Rose Burawoy was born in Bialystock, then a thriving metropolis with a substantial Jewish population. She told me once -- exactly once, as she never mentioned it again -- that she remembered 'the Cossacks' running through and killing people in a pogrom when she was a child. She described it as something that had happened to other people, perhaps not far away, not as an eyewitness. (And, indeed, there was a pogrom in Bialystock in 1903, more killings in the area in 1920, and a pattern of killings and other anti-Semitic incidents in the 1930s ). In the retelling at least, my grandmother seems to have been as bothered by what she saw as provincialism, and was happy to escape to the bright lights of Berlin. Her life, and marriages, would later take her to Paris, and London, where she lived when World War II began, and finally to New York, where I think she was happy to be.

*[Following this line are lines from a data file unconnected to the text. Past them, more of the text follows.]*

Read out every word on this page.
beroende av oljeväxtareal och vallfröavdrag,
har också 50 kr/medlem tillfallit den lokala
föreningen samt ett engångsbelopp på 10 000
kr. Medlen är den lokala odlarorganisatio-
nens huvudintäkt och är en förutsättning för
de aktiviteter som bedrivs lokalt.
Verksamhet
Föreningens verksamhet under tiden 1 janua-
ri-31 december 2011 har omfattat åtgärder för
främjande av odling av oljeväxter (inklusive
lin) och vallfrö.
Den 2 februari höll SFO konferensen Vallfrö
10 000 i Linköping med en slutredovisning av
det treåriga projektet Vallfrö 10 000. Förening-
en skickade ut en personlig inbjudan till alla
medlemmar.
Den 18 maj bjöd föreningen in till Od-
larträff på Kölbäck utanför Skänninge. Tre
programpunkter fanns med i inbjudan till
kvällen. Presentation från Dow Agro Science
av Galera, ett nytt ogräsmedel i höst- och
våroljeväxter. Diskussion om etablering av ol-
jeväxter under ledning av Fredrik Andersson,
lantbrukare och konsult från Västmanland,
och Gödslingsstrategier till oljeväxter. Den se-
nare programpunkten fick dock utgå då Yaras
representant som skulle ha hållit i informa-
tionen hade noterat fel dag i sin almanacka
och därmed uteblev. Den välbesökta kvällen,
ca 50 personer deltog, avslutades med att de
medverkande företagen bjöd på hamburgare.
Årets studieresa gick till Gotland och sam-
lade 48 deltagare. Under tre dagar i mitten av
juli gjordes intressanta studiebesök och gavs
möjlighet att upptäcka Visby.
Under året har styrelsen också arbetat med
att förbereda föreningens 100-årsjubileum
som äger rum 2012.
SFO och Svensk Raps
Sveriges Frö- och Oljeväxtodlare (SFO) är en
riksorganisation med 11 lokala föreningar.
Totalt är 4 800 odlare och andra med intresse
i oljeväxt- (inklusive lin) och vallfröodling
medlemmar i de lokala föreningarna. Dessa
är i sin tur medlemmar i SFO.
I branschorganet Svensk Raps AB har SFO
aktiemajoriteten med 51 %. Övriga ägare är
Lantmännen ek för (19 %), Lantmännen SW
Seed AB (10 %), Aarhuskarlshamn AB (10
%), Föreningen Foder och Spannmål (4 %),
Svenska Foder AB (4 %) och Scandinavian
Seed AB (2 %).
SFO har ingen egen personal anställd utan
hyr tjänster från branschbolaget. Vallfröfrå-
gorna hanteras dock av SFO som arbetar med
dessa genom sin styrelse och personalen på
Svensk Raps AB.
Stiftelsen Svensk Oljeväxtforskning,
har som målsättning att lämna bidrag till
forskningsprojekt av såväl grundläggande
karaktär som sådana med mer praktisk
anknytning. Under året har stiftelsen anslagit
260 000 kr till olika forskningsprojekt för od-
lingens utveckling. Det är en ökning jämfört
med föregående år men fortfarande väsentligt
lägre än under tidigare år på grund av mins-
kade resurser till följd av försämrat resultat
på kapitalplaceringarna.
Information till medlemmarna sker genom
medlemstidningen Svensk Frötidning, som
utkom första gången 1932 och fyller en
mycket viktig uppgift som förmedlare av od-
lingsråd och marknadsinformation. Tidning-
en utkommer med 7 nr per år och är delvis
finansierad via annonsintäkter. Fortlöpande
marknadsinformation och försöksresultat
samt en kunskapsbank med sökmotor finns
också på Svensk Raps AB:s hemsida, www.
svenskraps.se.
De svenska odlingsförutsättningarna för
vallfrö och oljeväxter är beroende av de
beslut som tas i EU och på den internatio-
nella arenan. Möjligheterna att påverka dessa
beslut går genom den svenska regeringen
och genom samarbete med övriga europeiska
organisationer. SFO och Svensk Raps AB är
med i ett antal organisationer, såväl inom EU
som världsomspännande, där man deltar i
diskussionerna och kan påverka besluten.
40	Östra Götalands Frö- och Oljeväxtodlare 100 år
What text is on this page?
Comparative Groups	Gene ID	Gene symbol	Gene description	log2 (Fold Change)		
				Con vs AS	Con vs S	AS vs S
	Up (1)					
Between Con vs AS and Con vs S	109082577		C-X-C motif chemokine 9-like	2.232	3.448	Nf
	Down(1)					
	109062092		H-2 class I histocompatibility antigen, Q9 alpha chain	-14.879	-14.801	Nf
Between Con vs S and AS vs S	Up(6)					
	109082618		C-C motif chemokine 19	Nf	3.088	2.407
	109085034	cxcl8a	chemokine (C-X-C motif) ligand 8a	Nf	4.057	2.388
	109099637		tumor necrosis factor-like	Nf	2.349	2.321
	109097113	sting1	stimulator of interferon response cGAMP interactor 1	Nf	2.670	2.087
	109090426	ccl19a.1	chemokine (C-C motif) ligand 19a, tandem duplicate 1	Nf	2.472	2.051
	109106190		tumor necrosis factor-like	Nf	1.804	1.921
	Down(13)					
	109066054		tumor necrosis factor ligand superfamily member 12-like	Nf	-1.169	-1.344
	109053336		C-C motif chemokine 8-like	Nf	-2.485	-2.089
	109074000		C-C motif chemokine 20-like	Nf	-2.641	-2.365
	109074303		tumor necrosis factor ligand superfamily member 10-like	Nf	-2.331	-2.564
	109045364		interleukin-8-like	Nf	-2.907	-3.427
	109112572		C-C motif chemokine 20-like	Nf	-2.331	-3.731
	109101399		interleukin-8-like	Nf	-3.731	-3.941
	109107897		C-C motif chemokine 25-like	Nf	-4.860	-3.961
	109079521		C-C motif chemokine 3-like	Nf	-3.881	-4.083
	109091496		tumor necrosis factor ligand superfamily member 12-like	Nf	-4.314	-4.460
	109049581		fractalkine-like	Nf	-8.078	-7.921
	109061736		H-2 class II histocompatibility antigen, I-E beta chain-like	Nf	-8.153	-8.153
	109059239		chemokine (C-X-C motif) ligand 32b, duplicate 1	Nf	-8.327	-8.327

This geography explains something my grandmother once said that I find myself thinking of fairly often these days. I vividly recall my grandmother -- alone in the family -- objecting when I first said I wanted to become a lawyer. Don't do that, she said. Why not be a doctor? Or a businessman, or anything else that involves a portable skill. A lawyer can only work in one country, and you can't take your skill with you if you have to leave. 'What's wrong with that?' I asked, 'I like it here.' And my grandmother, who usually treated me like a child, and who rarely said anything terribly grave about anything, much less the war -- tending to limit her political commentary to how bad it was that old people had to worry about being mugged by the hooligans on the Manhattan streets, and how /insert-conservative-politician/ was good for the Jews because he was strong on defense -- gave me a knowing, wise, slightly sad, very grownup look, that said she knew I, the American grandson, was not going to understand, and said, 'When the Nazis come to America, what will you do then?'.
I laughed, of course. The Nazis were not going to take over America. And she said, quite seriously, 'That's what we said in Germany. Germany was the freest more democratic country in the world before Hitler. You'll see.'
I still don't think the Nazis are coming. But my grandmother's question is an galling reminder that in politics, like in the securities markets, past performance is no guarantee of future results. The people who founded this country called it a great experiment. As a citizen, a lawyer, and especially as a law professor, I have the luxury to think about the rules we use to govern ourselves and each other. Periods of stress do not bring out the best in most people, and current times provide ample evidence of that.
In the past two years, our government has embarked on a course of conduct, and legal argument attempting to justify that conduct, that I find simply horrifying. According to the current Administration, our government can:
When a government claims the power to grab anyone off the street and lock them up indefinitely without trial, watch out.
I still think my grandmother was wrong about the Nazis taking over in America. But I'm reluctantly coming around to believing that she was right about my complacency. Our liberty is not now something we can take for granted. While we face somewhat amorphous threats from abroad -- threats I am confident we can endure and overcome -- we face increasingly concrete threats to our liberty at home. If we do not face the Gestapo, we nonetheless face a security apparatus that has claimed the right to methods that until recently we would have called Gestapo tactics. I am not predicting a pogrom, and solitary confinement, however unpleasant is not the Final Solution.
But I do not feel safer, nor even all that safe, when anyone -- no matter how well-intentioned -- claims that they can put me in a Navy brig, incommunicado, indefinitely, without charges or trial, just because they can satisfy themselves -- and no one else -- that I deserve it.
Posted by Michael : September 22, 2003 12:01 AM
| Personal
, Politics: US
| TechnoLinks
Well, we'd try to get you out, or at least make other people realize that you are in--and we can be vocal...
Brad
I'd say that line from Franklin isn't quoted enough. I'd never heard it before. It says it all.
The interesting word in the quote is "temporary".
If you give up essential liberty to obtain *permanent* security, then that's OK??
Posted by: Robbert ter Hart at September 22, 2003 08:53 AMFor Brad: That's comforting, sorta, but Mr. Padilla has not lacked for publicity.
For Robbert ter Hart: "There is nothing so permanent as a temporary emergency" -- Robert A. Heinlein. (Most of what Heinlein wrote, while very readable, tends IMHO to be tinged by not-very-thoughtful libertarianism (in other words, I have a lot of time for some sorts of libertarianism, but not his sort). And most of his most quotable lines tend to raise my hackles. But I like that one.
Michael -- your blog is proof that you have tenure and help at home...
What horrifies me about the loss of civil liberties in this country in the last 2 1/2 years is how complacent everyone seems to be about these losses. Living in the People's Republic of the Upper West Side, it is easy to become complacent about everyone's complacency.